Heathcote showed a precocious interest in a county seat for Lincolnshire in the by-election of 1794. He postponed his pretensions, not being quite of age: apart from his youth and inexperience, as a pamphleteer pointed out, he was not even resident in the county, meant to travel abroad and was fitter for the ‘mouse hole’ of Rutland. He also lacked the requisite reputation for independence. This was so far true that in preparing the ground for the next vacancy he solicited and obtained Pitt’s support. In July 1795 a vacancy arose for Rutland by the death of his uncle and he was prepared to switch his pretensions there: but he was disqualified as high sheriff and the leading interests made this their excuse for ignoring him. He reserved his right to offer in the indefinite future. So he stood for Lincolnshire in 1796 and secured the retirement of Thorold, one of the sitting Members in opposition, who had no wish to go to the poll. He had been prepared to purchase a seat for Gatton in case of failure and transferred it to his cousin John Heathcote.
Heathcote professed support of ‘a firm and steady government’ at his nomination and, in his address of thanks, independent support of ‘a free and vigorous constitution’.
Heathcote supported Addington, who, like Pitt, paid heed to his patronage applications. The Times and Morning Chronicle contradicted an assertion that he had voted on 4 Mar. 1803 for inquiry into the Prince of Wales’s finances. On 19 May, when he complained that he was one of a number of Members not supplied with copies of the late negotiations with Buonaparte, Lord Hawkesbury solemnly replied that he ‘certainly believed that many of the copies had been made use of for purposes different from what had been intended’. Heathcote offered steady support to ministerial military measures, 23 June, disliking the idea of ‘the levy in mass’. On 14 Apr. 1804 Addington requested his attendance against Fox’s defence motion the following week and he promised it, with an apology for his detention in the country.

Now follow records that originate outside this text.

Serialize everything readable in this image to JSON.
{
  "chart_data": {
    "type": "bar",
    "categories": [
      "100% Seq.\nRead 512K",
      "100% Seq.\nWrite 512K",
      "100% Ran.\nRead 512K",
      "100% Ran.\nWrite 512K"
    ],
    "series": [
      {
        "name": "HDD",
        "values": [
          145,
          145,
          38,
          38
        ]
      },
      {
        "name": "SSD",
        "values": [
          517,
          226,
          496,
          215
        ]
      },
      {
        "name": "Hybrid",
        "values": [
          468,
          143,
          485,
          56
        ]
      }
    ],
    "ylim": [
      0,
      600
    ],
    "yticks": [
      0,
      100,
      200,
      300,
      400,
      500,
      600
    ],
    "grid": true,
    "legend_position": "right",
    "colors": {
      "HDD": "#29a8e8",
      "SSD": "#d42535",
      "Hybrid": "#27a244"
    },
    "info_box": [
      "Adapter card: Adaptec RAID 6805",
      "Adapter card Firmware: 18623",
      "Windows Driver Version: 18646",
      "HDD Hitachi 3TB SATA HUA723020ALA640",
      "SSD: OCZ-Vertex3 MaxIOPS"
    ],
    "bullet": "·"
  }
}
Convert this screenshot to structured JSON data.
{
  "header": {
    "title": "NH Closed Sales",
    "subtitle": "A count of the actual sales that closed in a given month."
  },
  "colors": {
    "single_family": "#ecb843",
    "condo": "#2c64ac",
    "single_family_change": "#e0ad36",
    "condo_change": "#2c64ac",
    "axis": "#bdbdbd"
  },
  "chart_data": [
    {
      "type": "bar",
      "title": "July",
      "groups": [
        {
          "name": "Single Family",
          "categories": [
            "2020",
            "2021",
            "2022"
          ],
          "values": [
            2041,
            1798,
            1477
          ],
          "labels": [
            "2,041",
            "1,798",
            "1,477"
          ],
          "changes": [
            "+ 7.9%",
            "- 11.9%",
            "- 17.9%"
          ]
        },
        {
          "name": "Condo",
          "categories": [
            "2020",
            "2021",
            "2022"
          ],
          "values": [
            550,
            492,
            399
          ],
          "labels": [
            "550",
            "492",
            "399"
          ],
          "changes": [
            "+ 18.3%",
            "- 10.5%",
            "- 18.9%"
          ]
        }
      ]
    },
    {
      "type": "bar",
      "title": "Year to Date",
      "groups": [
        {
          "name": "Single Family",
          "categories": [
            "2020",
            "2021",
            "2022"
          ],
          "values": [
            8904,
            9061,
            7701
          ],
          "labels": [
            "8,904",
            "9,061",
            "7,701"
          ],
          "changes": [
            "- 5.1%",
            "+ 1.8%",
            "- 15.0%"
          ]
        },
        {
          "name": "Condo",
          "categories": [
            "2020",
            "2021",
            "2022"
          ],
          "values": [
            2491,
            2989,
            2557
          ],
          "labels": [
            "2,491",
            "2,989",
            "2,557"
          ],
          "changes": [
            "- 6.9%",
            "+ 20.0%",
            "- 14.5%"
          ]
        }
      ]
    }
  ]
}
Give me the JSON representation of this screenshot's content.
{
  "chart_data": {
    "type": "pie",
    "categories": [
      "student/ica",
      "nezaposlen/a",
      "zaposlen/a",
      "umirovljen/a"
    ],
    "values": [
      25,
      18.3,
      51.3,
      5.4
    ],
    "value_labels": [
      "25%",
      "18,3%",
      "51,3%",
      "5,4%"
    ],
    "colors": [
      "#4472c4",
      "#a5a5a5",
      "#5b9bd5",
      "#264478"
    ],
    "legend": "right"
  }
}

Out of the House, Heathcote was at first prepared to attach himself to the Friends of Constitutional Reform and was one of Brand’s junto when the Whigs and radicals met on 30 Mar. 1811 to concert measures, but, like Brand, he withdrew from the venture. At the election of 1812, after turning down Lady Monson’s offer to support him at Lincoln, he stood for Rutland and drove a ministerialist from the field. On 30 Nov. 1812 he seconded the amendment to the address, calling for peace negotiations before the war impoverished the rich as well as the ‘middle ranks of society’. In this plea he stood alone.
Heathcote opposed the address, 1 Feb. 1816, protesting at a peace ‘hostile to public liberty’ and objecting to interference in the affairs of France at a time when there was so much distress at home. His ‘obstinacy’ or ‘folly’ in dividing a depleted House when the amendment had been abandoned by the Whig leaders damaged his reputation. He had exclaimed that ‘he would be damned to Hell if there should not be a division’. He was defeated by 90 votes to 23. He again threatened to divide the House on the size of the peace establishment, 7 Feb., but desisted. He was a supporter of Brougham’s motions against the ‘holy alliance’, 9 Feb., and one of his coadjutors in the meeting at Lambton’s house nine days later to concert a protest against interference in French internal affairs. He opposed the continuation of the property tax, 18 Mar., after presenting a local petition against it on 6 Mar.; he opposed the army estimates throughout. He was lampooned by the ministerialists in their New Whig Guide at that time because of a hint in debate that the Regent might have recourse to a new ‘third party’ government: they placed him at the head of it.
Heathcote did not sign the requisition to Tierney to lead the Whigs in 1818, though he had subscribed to a Whig evening paper the year before. His attendance was selective in the Parliament of 1818. He voted for the committee on the Bank, 2 Feb. 1819, and for adding Brougham to it, 8 Feb. After obtaining leave of absence on 18 May, he was in the minority on the budget proposals, 7 June. He voted against the address, 24 Nov. 1819, and for Althorp’s motion on the state of the country, 30 Nov.: but no other votes and no speeches are known. Fox hunting and the Turf were his abiding enthusiasms: though he never laid a bet. By the same token he never contested an election.